El Gobierno vasco insiste en que la SEPI flexibilice la deuda del rescate de Tubos Reunidos en plena investigación judicial
A las 10.35 horas de este miércoles, el consejero vasco de Industria, Transición Energética y Sostenibilidad, Mikel Jauregi, del PNV, enviaba al Parlamento Vasco una respuesta a preguntas de la coalición Sumar sobre la situación de la empresa Tubos Reunidos, que ha entrado recientemente en concurso de acreedores y que antes presentó un ERE para centenares de trabajadores. Su tesis fundamental era insistir en que el Estado, la Sepi, debería flexibilizar la deuda que reclama a la compañía, que asciende ya a unos 160 millones de euros.

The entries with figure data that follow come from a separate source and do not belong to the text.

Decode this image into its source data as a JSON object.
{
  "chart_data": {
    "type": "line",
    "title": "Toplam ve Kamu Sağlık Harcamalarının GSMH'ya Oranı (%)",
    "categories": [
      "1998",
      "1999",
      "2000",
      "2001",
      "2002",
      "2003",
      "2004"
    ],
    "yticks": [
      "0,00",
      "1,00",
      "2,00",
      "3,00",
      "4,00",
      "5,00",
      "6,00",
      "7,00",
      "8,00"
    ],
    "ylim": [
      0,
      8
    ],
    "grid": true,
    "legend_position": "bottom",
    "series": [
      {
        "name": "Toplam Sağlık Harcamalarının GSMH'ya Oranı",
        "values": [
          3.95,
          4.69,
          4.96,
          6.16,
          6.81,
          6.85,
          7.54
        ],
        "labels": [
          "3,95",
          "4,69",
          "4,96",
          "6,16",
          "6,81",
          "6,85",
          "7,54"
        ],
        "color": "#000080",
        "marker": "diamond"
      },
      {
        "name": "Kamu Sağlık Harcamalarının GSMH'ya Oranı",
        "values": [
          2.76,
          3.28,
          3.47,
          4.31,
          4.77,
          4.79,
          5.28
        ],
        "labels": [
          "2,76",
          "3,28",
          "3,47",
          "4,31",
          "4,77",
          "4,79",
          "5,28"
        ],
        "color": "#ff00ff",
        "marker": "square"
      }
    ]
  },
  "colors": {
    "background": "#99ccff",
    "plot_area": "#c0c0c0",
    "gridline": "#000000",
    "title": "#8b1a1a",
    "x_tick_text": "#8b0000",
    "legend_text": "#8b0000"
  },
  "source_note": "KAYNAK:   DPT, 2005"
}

La petición, que no es nueva, ha coincidido con la operación anticorrupción de la UCO de la Guardia Civil en la sede del PSOE en Ferraz y en otros puntos lanzada a primera hora de la mañana. Se trata de una causa de la Audiencia Nacional que deriva de otra iniciada en diciembre del pasado año (con número 89/25) precisamente con el rescate de Tubos Reunidos a cargo de la SEPI como epicentro. En aquel momento fueron arrestadas tres personas, el empresario guipuzcoano Antxon Alonso, la socialista vizcaína Leire Díez y el expresidente de la Sepi, el andaluz Vicente Fernández Guerrero. Se trataba de un grupo que se hacía llamar 'Hirurok', en euskera, en una plataforma de mensajería llamada Threema, aparentemente más segura que WhatsApp.
El rescate de Tubos Reunidos se produjo en 2021 y estuvo cuantificado en 112,8 millones de euros, más del doble que el de la línea aérea Plus Ultra investigado en otra causa, la que involucra al expresidente José Luis Rodríguez Zapatero. El resto hasta 160 son los intereses acumulados.
Fernández Guerrero fue presidente de la SEPI entre 2018 y 2019. Después de dejar la entidad estatal, en 2021, cuando se efectuó el rescate, estuvo dado de alta como trabajador de la mercantil Servinabar 2000, con oficinas en Pamplona y detrás de la que está Alonso y, aparentemente, también el exdirigente del PSOE Santos Cerdán. Cobró 68.632,45 de sueldo bruto en 2021 y 33.251,05 en 2023 y al menos 40.800 en 2022, según datos de la Hacienda foral de Navarra. Asimismo, después de esa etapa, en diciembre de 2025, Tubos Reunidos confirmó que había realizado también pagos directos a Fernández Guerrero hasta pocos meses antes. Se trataba de “un contrato de asesoramiento con cantidades estándar”.
El auto de la nueva pieza secreta del juez Santiago Pedraz explica que el grupo 'Hirurok', sobre el que sitúan a Cerdán como una suerte de coordinador, pretendió mantener el control de la Sepi tras la salida de Fernández Guerrero. Estima que “valiéndose de su posición, relaciones y capacidad de influencias” quisieron “orientar” determinadas operaciones -y no solamente la de Tubos Reunidos- “con una finalidad lucrativa”. Según el magistrado, “fundamentalmente” operaron en 2021. Siempre según esta resolución judicial, Díez pretendió ser jefa de gabinete de la sustituta de Fernández Guerrero. Antes, había estado en Enusa, una sociedad de la Sepi.
Desde Tubos Reunidos, que ha copado titulares en los últimos meses por la propuesta de ejecutar 300 despidos -finalmente fueron 242- y la entrada en concurso de acreedores con una deuda de más de 260 millones y pérdidas de 118 millones en 2025, se insiste en que no tienen constancia de nada nuevo por parte de la Audiencia Nacional. Aseguran que han ido aportando a la autoridad judicial toda la documentación que se les ha requerido y recalcan que así lo seguirán haciendo.
Lo último que ha trascendido es que el juez instructor prorrogó el 8 de mayo durante un mes más el secreto de sumario de este procedimiento. Ha emitido varias resoluciones de ese mismo tenor. Entretanto, continúa la partida de ajedrez para salvar una empresa histórica, ya que tiene su origen en el siglo XIX. Teniendo en cuenta que la SEPI es el principal acreedor, el Gobierno vasco asegura que sigue “manteniendo contactos” con el Ejecutivo central “para explorar alternativas de reestructuración”. El consejero Jauregi, que ya ha aludido públicamente a que hay “inversores” interesados en el proyecto, destaca la importancia de esta compañía para el “empleo industrial”. La caída de Tubos Reunidos se suma a otras empresas en crisis en la comarca de Ayala, al norte de Álava, como Guardian, Maderas de Llodio o Tubacex, aunque también tiene planta en la zona vizcaína de Trapagaran.